Rep. Maria Ruud makes many claims regarding the DFL’s failure to craft a budget that could gain bipartisan support and prevent Gov. Pawlenty from single-handedly balancing the budget.
Her commentary in the May 28 Star Tribune laments that we are losing the “soul of Minnesota” because of cuts to the state’s General Assistance Medical Care. GAMC is a welfare program that provides payments to hospitals for poor patients who – for whatever reason – haven’t registered for existing government programs that they may qualify for.
Ruud said in the Eden Prairie News on May 28, “We voted against the poorest of the poor and then we voted to protect the richest of the rich.” Originally, Ruud voted against the DFL effort to create the fourth highest income tax rate in the nation, so she apparently supported “protection” of “the rich.” Then she changed her vote in the final minutes of the legislative session, claiming at the EP town hall meeting on May 30 that her constituents started saying “everyone needed to share the pain.”
The “soul” of Minnesota isn’t found in the halls of the legislature or in government programs, but if legislators truly wanted to fund this and other welfare, which encompasses 30% of the state budget, they would’ve worked on ways to fix programs months earlier when the governor proposed his budget.

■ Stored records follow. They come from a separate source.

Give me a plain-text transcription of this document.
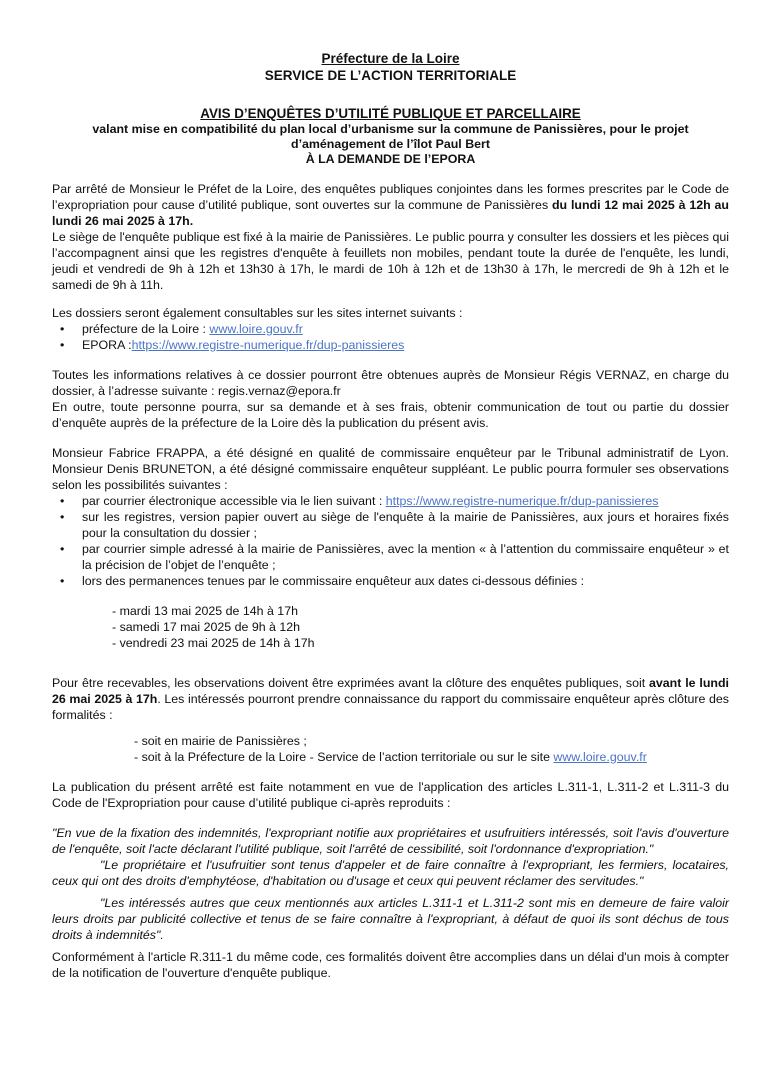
Préfecture de la Loire
SERVICE DE L’ACTION TERRITORIALE
AVIS D’ENQUÊTES D’UTILITÉ PUBLIQUE ET PARCELLAIRE
valant mise en compatibilité du plan local d’urbanisme sur la commune de Panissières, pour le projet
d’aménagement de l’îlot Paul Bert
À LA DEMANDE DE l’EPORA

Par arrêté de Monsieur le Préfet de la Loire, des enquêtes publiques conjointes dans les formes prescrites par le Code de l’expropriation pour cause d’utilité publique, sont ouvertes sur la commune de Panissières du lundi 12 mai 2025 à 12h au lundi 26 mai 2025 à 17h.

Le siège de l'enquête publique est fixé à la mairie de Panissières. Le public pourra y consulter les dossiers et les pièces qui l’accompagnent ainsi que les registres d'enquête à feuillets non mobiles, pendant toute la durée de l'enquête, les lundi, jeudi et vendredi de 9h à 12h et 13h30 à 17h, le mardi de 10h à 12h et de 13h30 à 17h, le mercredi de 9h à 12h et le samedi de 9h à 11h.

Les dossiers seront également consultables sur les sites internet suivants :

• préfecture de la Loire : www.loire.gouv.fr
• EPORA :https://www.registre-numerique.fr/dup-panissieres

Toutes les informations relatives à ce dossier pourront être obtenues auprès de Monsieur Régis VERNAZ, en charge du dossier, à l’adresse suivante : regis.vernaz@epora.fr

En outre, toute personne pourra, sur sa demande et à ses frais, obtenir communication de tout ou partie du dossier d’enquête auprès de la préfecture de la Loire dès la publication du présent avis.

Monsieur Fabrice FRAPPA, a été désigné en qualité de commissaire enquêteur par le Tribunal administratif de Lyon. Monsieur Denis BRUNETON, a été désigné commissaire enquêteur suppléant. Le public pourra formuler ses observations selon les possibilités suivantes :

• par courrier électronique accessible via le lien suivant : https://www.registre-numerique.fr/dup-panissieres
• sur les registres, version papier ouvert au siège de l'enquête à la mairie de Panissières, aux jours et horaires fixés pour la consultation du dossier ;
• par courrier simple adressé à la mairie de Panissières, avec la mention « à l’attention du commissaire enquêteur » et la précision de l’objet de l’enquête ;
• lors des permanences tenues par le commissaire enquêteur aux dates ci-dessous définies :
- mardi 13 mai 2025 de 14h à 17h
- samedi 17 mai 2025 de 9h à 12h
- vendredi 23 mai 2025 de 14h à 17h

Pour être recevables, les observations doivent être exprimées avant la clôture des enquêtes publiques, soit avant le lundi 26 mai 2025 à 17h. Les intéressés pourront prendre connaissance du rapport du commissaire enquêteur après clôture des formalités :

- soit en mairie de Panissières ;
- soit à la Préfecture de la Loire - Service de l’action territoriale ou sur le site www.loire.gouv.fr

La publication du présent arrêté est faite notamment en vue de l'application des articles L.311-1, L.311-2 et L.311-3 du Code de l'Expropriation pour cause d’utilité publique ci-après reproduits :

"En vue de la fixation des indemnités, l'expropriant notifie aux propriétaires et usufruitiers intéressés, soit l'avis d'ouverture de l'enquête, soit l'acte déclarant l'utilité publique, soit l'arrêté de cessibilité, soit l'ordonnance d'expropriation."

"Le propriétaire et l'usufruitier sont tenus d'appeler et de faire connaître à l'expropriant, les fermiers, locataires, ceux qui ont des droits d'emphytéose, d'habitation ou d'usage et ceux qui peuvent réclamer des servitudes."

"Les intéressés autres que ceux mentionnés aux articles L.311-1 et L.311-2 sont mis en demeure de faire valoir leurs droits par publicité collective et tenus de se faire connaître à l'expropriant, à défaut de quoi ils sont déchus de tous droits à indemnités".

Conformément à l'article R.311-1 du même code, ces formalités doivent être accomplies dans un délai d'un mois à compter de la notification de l'ouverture d'enquête publique.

The GAMC program was growing 35% per biennium and in obvious need of reform, but the DFL’s only answer was “more money.”
Ruud also claims that the cuts to GAMC will cost 8,000 jobs. I can’t come up with any facts to substantiate that, but did discover one job that may be lost – hers. At the same town hall meeting, she explained that her department at Park Nicollet Hospital would be eliminated because of cuts to the program.
I’m sorry that Rep. Ruud could lose her job, but using her position as a state legislator to protect programs which directly contribute to her household income undermines her argument about responsible insurance programs for the poor. Oddly enough, while fact-checking this letter, the Eden Prairie News contacted a Park Nicollet representative who stated that “Park Nicollet is not restructuring OB/GYN programs at our Brookdale and Minneapolis clinics due to cuts in [GAMC]. These changes were already under consideration and are not about budget cuts.”
If it is true that the restructuring isn’t about budget cuts or GAMC, why is Ruud saying that her job may be lost because of GAMC reductions? If the restructuring is due to GAMC cuts, as she says, then she has a conflict of interest by supporting GAMC. If the restructuring isn’t related to GAMC, as Park Nicollet says, then Rep. Ruud is embellishing details at town hall meetings for some perceived sympathy and potential political gain while unintentionally giving the impression of a conflict of interest. Assuming Park Nicollet is correct, one begins to wonder what other flawed antecdotes and unverified “facts” Rep. Ruud is using to justify continued support of this unsustainable spending.